The BBC reports that it was either Tuesday or Wednesday — and that it was actually three cats.
Either way, Steele left his house early this week and “hasn’t been seen publicly since,” NPR’s Frank Langfitt reports from London.
“No one showed up for work this morning at the offices of Orbis, the private intelligence consultancy Steele co-owns in central London,” Frank reported Thursday.
The Telegraph, citing an anonymous source, says Steele was “horrified” when his nationality was made public. Now, the source tells the newspaper, Steele fears a Kremlin backlash and is “terrified for his safety.”
His wife and children were not at home as of Wednesday night, the Telegraph reports.
The work of assembling the dossier was “bold and high risk, in that it implicated both Trump and the Kremlin,” Frank notes.
Steele, if he is indeed the author, would certainly know about the potential dangers.
The Guardian reports that the former intelligence agent spent two years living in Moscow in the ’90s and continued to specialize in Russia during his later career at MI6. The newspaper writes:
“[Steele] was, sources say, head of MI6’s Russia desk. When the agency was plunged into panic over the poisoning of its agent Alexander Litvinenko in 2006, the then chief, Sir John Scarlett, needed a trusted senior officer to plot a way through the minefield ahead — so he turned to Steele.
“It was Steele, sources say, who correctly and quickly realised Litvinenko’s death was a Russian state ‘hit.’ ”
As you might expect with a story about a spook, all the published reporting on Steele relies heavily on anonymous sources. NPR has not independently confirmed any of these details.
But according to all available accounts, Steele was well-regarded within intelligence circles both for his work at MI6 and for his private security work after he left the spy service.
The Guardian reports that Steele, in his early 50s, is an Oxford graduate and was “one of the more eminent Russia specialists” at the British spy agency.
“Former colleagues of Steele describe him as ‘very credible’ — a sober, cautious and meticulous professional with a formidable record,” the newspaper writes.
Reuters reports that with Orbis Business Intelligence, Steele investigated corruption at FIFA and passed the information on to the FBI.
It was that work that “lent credence to his reporting on Trump’s entanglements in Russia,” Reuters writes, citing U.S. officials.
The Guardian and The New York Times both theorize that to compile the attention-grabbing dossier, Steele probably didn’t travel to Russia but relied on inside contacts there.
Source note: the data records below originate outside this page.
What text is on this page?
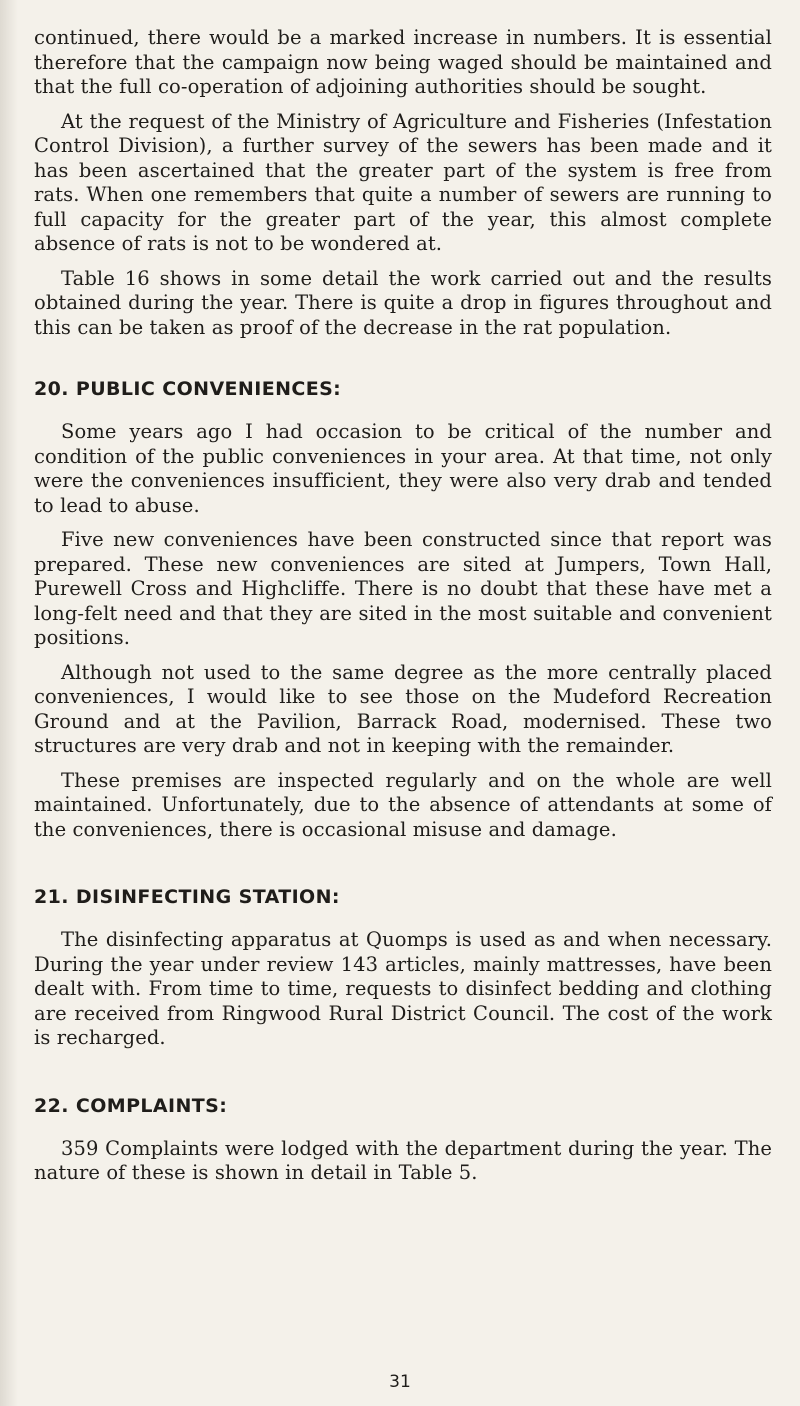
continued, there would be a marked increase in numbers. It is essential therefore that the campaign now being waged should be maintained and that the full co-operation of adjoining authorities should be sought.

At the request of the Ministry of Agriculture and Fisheries (Infestation Control Division), a further survey of the sewers has been made and it has been ascertained that the greater part of the system is free from rats. When one remembers that quite a number of sewers are running to full capacity for the greater part of the year, this almost complete absence of rats is not to be wondered at.

Table 16 shows in some detail the work carried out and the results obtained during the year. There is quite a drop in figures throughout and this can be taken as proof of the decrease in the rat population.

20. PUBLIC CONVENIENCES:

Some years ago I had occasion to be critical of the number and condition of the public conveniences in your area. At that time, not only were the conveniences insufficient, they were also very drab and tended to lead to abuse.

Five new conveniences have been constructed since that report was prepared. These new conveniences are sited at Jumpers, Town Hall, Purewell Cross and Highcliffe. There is no doubt that these have met a long-felt need and that they are sited in the most suitable and convenient positions.

Although not used to the same degree as the more centrally placed conveniences, I would like to see those on the Mudeford Recreation Ground and at the Pavilion, Barrack Road, modernised. These two structures are very drab and not in keeping with the remainder.

These premises are inspected regularly and on the whole are well maintained. Unfortunately, due to the absence of attendants at some of the conveniences, there is occasional misuse and damage.

21. DISINFECTING STATION:

The disinfecting apparatus at Quomps is used as and when necessary. During the year under review 143 articles, mainly mattresses, have been dealt with. From time to time, requests to disinfect bedding and clothing are received from Ringwood Rural District Council. The cost of the work is recharged.

22. COMPLAINTS:

359 Complaints were lodged with the department during the year. The nature of these is shown in detail in Table 5.

31
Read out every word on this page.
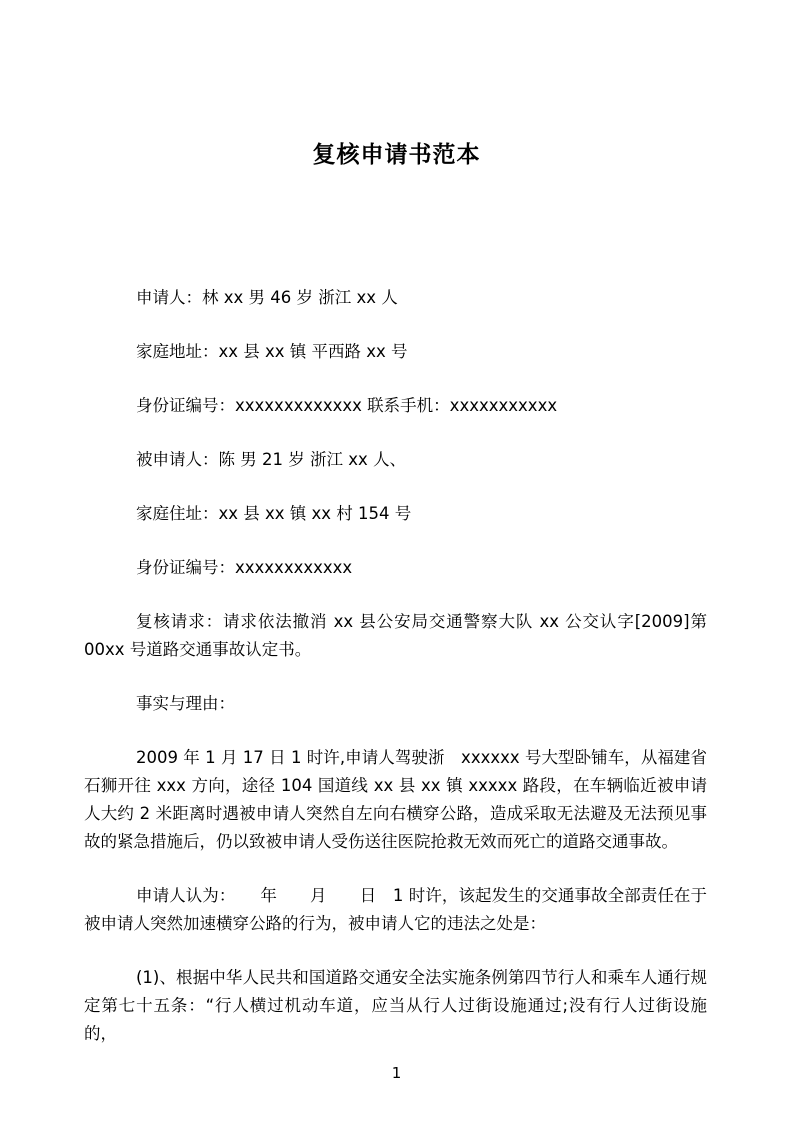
复核申请书范本

申请人：林 xx 男 46 岁 浙江 xx 人

家庭地址：xx 县 xx 镇 平西路 xx 号

身份证编号：xxxxxxxxxxxxx 联系手机：xxxxxxxxxxx

被申请人：陈 男 21 岁 浙江 xx 人、

家庭住址：xx 县 xx 镇 xx 村 154 号

身份证编号：xxxxxxxxxxxx

复核请求：请求依法撤消 xx 县公安局交通警察大队 xx 公交认字[2009]第 00xx 号道路交通事故认定书。

事实与理由：

2009 年 1 月 17 日 1 时许,申请人驾驶浙　xxxxxx 号大型卧铺车，从福建省石狮开往 xxx 方向，途径 104 国道线 xx 县 xx 镇 xxxxx 路段，在车辆临近被申请人大约 2 米距离时遇被申请人突然自左向右横穿公路，造成采取无法避及无法预见事故的紧急措施后，仍以致被申请人受伤送往医院抢救无效而死亡的道路交通事故。

申请人认为：　　年　　月　　日　1 时许，该起发生的交通事故全部责任在于被申请人突然加速横穿公路的行为，被申请人它的违法之处是：

(1)、根据中华人民共和国道路交通安全法实施条例第四节行人和乘车人通行规定第七十五条：“行人横过机动车道，应当从行人过街设施通过;没有行人过街设施的，

1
For the record, intelligence experts say they take the dossier seriously and that it was not meant as a hoax, but they caution that raw HUMINT — “human intelligence” — is messy and always requires cross-referencing and context. Experts see the document as important and potentially useful, which is not the same as believing the claims are factually true.
The document “does not contain the standard caveats or guidance about levels of ‘confidence’ that are common in U.S. intelligence community documents,” NPR’s Philip Ewing reports.